AKA Orang Ikan.
It may be all the review you need when I say that I was very surprised to learn that writer-director Mike Wiluan already had a number of features to his name before Monster Island. This feels very much like a debut. It's a decent enough idea without enough substance to make it bearable for even the relatively short runtime (it clocks in at about 83 minutes).
It's 1942, and viewers are introduced to a Japanese sea vessel that serves as a floating prison for some of the people on board. Dean Fujioka is Saito, a Japanese soldier who has been deemed a traitor. He's chained to a British POW named Bronson (Callum Woodhouse). When the ship is torpedoed, Saito and Bronson end up overboard. They come ashore on an island, quickly figuring out that they need to work together if they want to gain complete freedom, from one another and the island. There's at least one other figure on the island though. A monster who will try to maul and kill you before you can say "I didn't know we were near any black lagoon".

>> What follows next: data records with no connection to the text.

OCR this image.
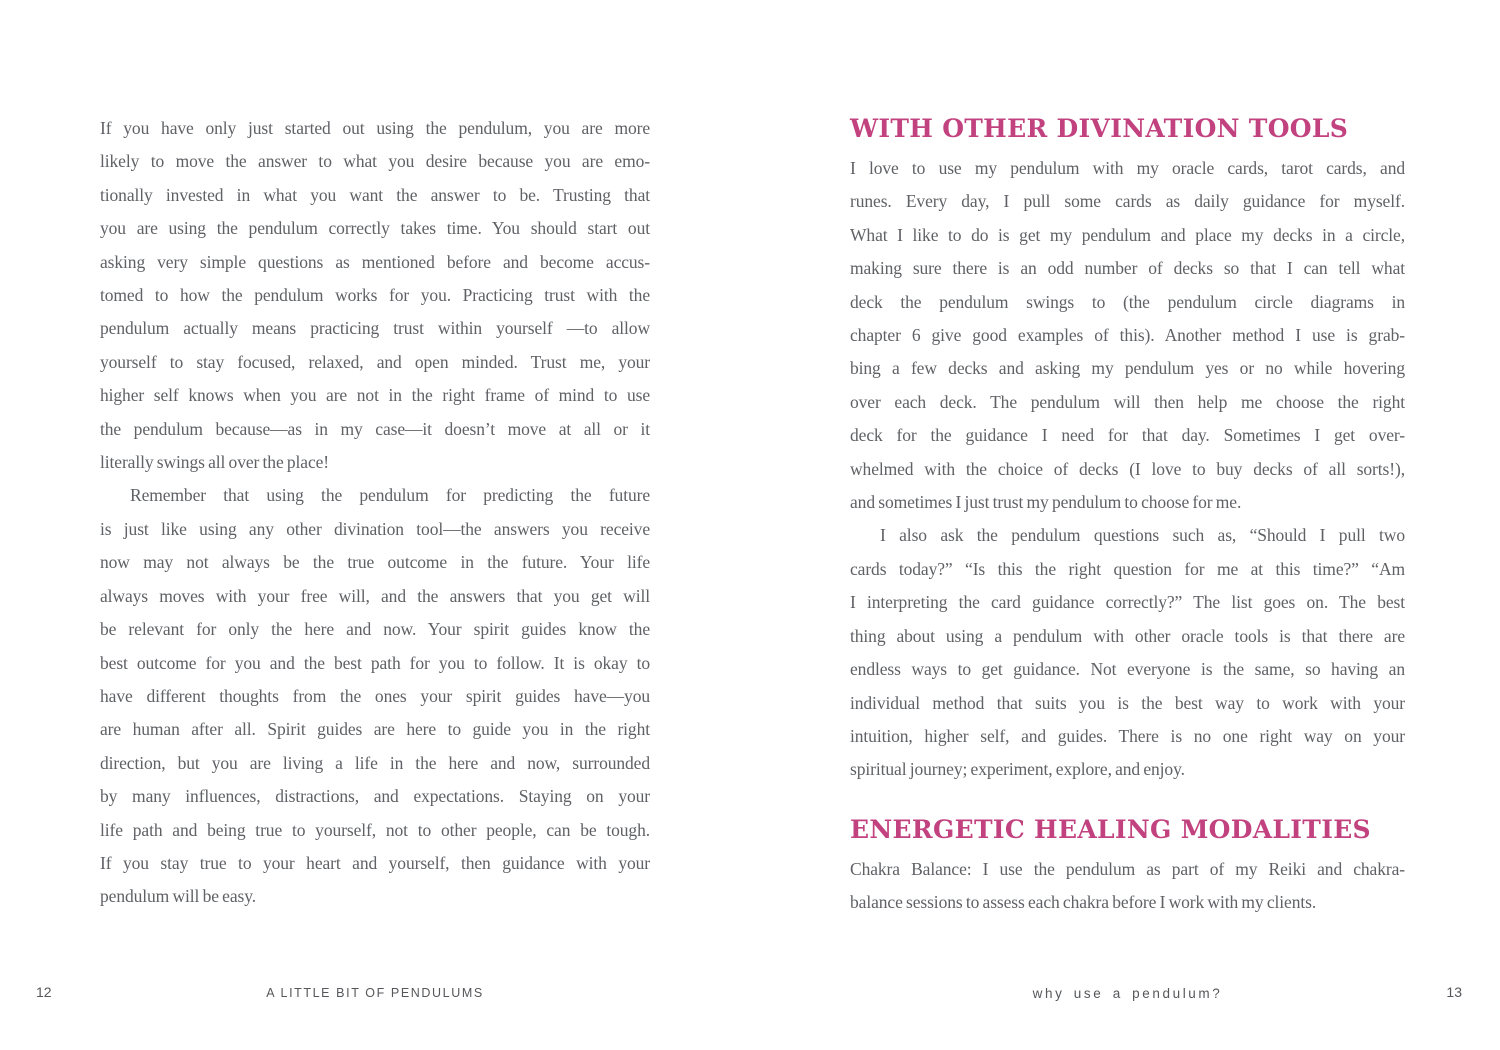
If you have only just started out using the pendulum, you are more
likely to move the answer to what you desire because you are emo-
tionally invested in what you want the answer to be. Trusting that
you are using the pendulum correctly takes time. You should start out
asking very simple questions as mentioned before and become accus-
tomed to how the pendulum works for you. Practicing trust with the
pendulum actually means practicing trust within yourself —to allow
yourself to stay focused, relaxed, and open minded. Trust me, your
higher self knows when you are not in the right frame of mind to use
the pendulum because—as in my case—it doesn’t move at all or it
literally swings all over the place!
Remember that using the pendulum for predicting the future
is just like using any other divination tool—the answers you receive
now may not always be the true outcome in the future. Your life
always moves with your free will, and the answers that you get will
be relevant for only the here and now. Your spirit guides know the
best outcome for you and the best path for you to follow. It is okay to
have different thoughts from the ones your spirit guides have—you
are human after all. Spirit guides are here to guide you in the right
direction, but you are living a life in the here and now, surrounded
by many influences, distractions, and expectations. Staying on your
life path and being true to yourself, not to other people, can be tough.
If you stay true to your heart and yourself, then guidance with your
pendulum will be easy.
12	A LITTLE BIT OF PENDULUMS
WITH OTHER DIVINATION TOOLS
I love to use my pendulum with my oracle cards, tarot cards, and
runes. Every day, I pull some cards as daily guidance for myself.
What I like to do is get my pendulum and place my decks in a circle,
making sure there is an odd number of decks so that I can tell what
deck the pendulum swings to (the pendulum circle diagrams in
chapter 6 give good examples of this). Another method I use is grab-
bing a few decks and asking my pendulum yes or no while hovering
over each deck. The pendulum will then help me choose the right
deck for the guidance I need for that day. Sometimes I get over-
whelmed with the choice of decks (I love to buy decks of all sorts!),
and sometimes I just trust my pendulum to choose for me.
I also ask the pendulum questions such as, “Should I pull two
cards today?” “Is this the right question for me at this time?” “Am
I interpreting the card guidance correctly?” The list goes on. The best
thing about using a pendulum with other oracle tools is that there are
endless ways to get guidance. Not everyone is the same, so having an
individual method that suits you is the best way to work with your
intuition, higher self, and guides. There is no one right way on your
spiritual journey; experiment, explore, and enjoy.
ENERGETIC HEALING MODALITIES
Chakra Balance: I use the pendulum as part of my Reiki and chakra-
balance sessions to assess each chakra before I work with my clients.
why use a pendulum?	13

Having only heard about the central concept of this, I was quite optimistic about it. It didn't need a big budget. It didn't need any more added to it. Just put a bunch of people on an island and then have a monster endangering them. Simple. Sadly, Wiluan really drops the ball here. He doesn't have a good enough script, he doesn't have any big surprises in store, and, perhaps worst of all, he decides not to add more than a mere handful of potential victims to the film once the main characters, and the viewers, start to figure out how dangerous the island is.

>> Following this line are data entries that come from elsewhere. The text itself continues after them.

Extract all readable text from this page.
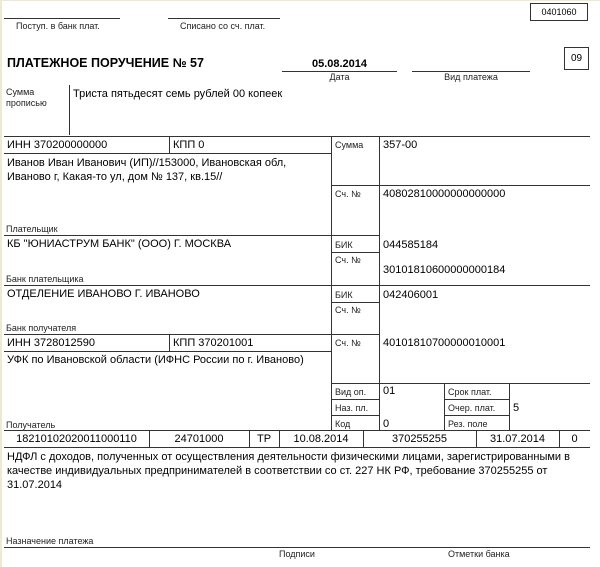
0401060
Поступ. в банк плат.	Списано со сч. плат.
ПЛАТЕЖНОЕ ПОРУЧЕНИЕ № 57	05.08.2014
Дата	Вид платежа
09
Сумма
прописью
Триста пятьдесят семь рублей 00 копеек
ИНН 370200000000	КПП 0
Иванов Иван Иванович (ИП)//153000, Ивановская обл,
Иваново г, Какая-то ул, дом № 137, кв.15//
Плательщик
Сумма 357-00
Сч. № 40802810000000000000
КБ "ЮНИАСТРУМ БАНК" (ООО) Г. МОСКВА
Банк плательщика
БИК	044585184
Сч. №
30101810600000000184
ОТДЕЛЕНИЕ ИВАНОВО Г. ИВАНОВО
Банк получателя
БИК	042406001
Сч. №
ИНН 3728012590	КПП 370201001
УФК по Ивановской области (ИФНС России по г. Иваново)
Получатель
Сч. № 40101810700000010001
Вид оп. 01
Наз. пл.
Код	0
Срок плат.
Очер. плат. 5
Рез. поле
18210102020011000110	24701000	ТР	10.08.2014	370255255	31.07.2014	0
НДФЛ с доходов, полученных от осуществления деятельности физическими лицами, зарегистрированными в
качестве индивидуальных предпринимателей в соответствии со ст. 227 НК РФ, требование 370255255 от
31.07.2014
Назначение платежа
Подписи	Отметки банка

The real shame of it is that Fujioka and Woodhouse don't do bad at all. The few scenes that work well are thanks to the exchanges between the two leads. They have the expected mistrust and reticence to stick together, but it's not overdone, and it is cast aside believably swiftly once they have bigger fish to fry (no pun intended). The others onscreen aren't very interesting, although I'll also mention Alan Maxson for his fine work in the monster suit.
There are some things to enjoy here. The practical effects are pretty good, and this approach is now appreciated much more than the easier (and cheaper?) option of the kind of computer work that the low budget would permit. There's also pleasure to be had in the moments that have Fujioka and Woodhouse becoming a formidable duo. It's just a shame that Wiluan doesn't fully invest in the potential fun of his premise. Monster Island needed a bit more of everything, but it particularly needed some more genre treats sprinkled throughout it.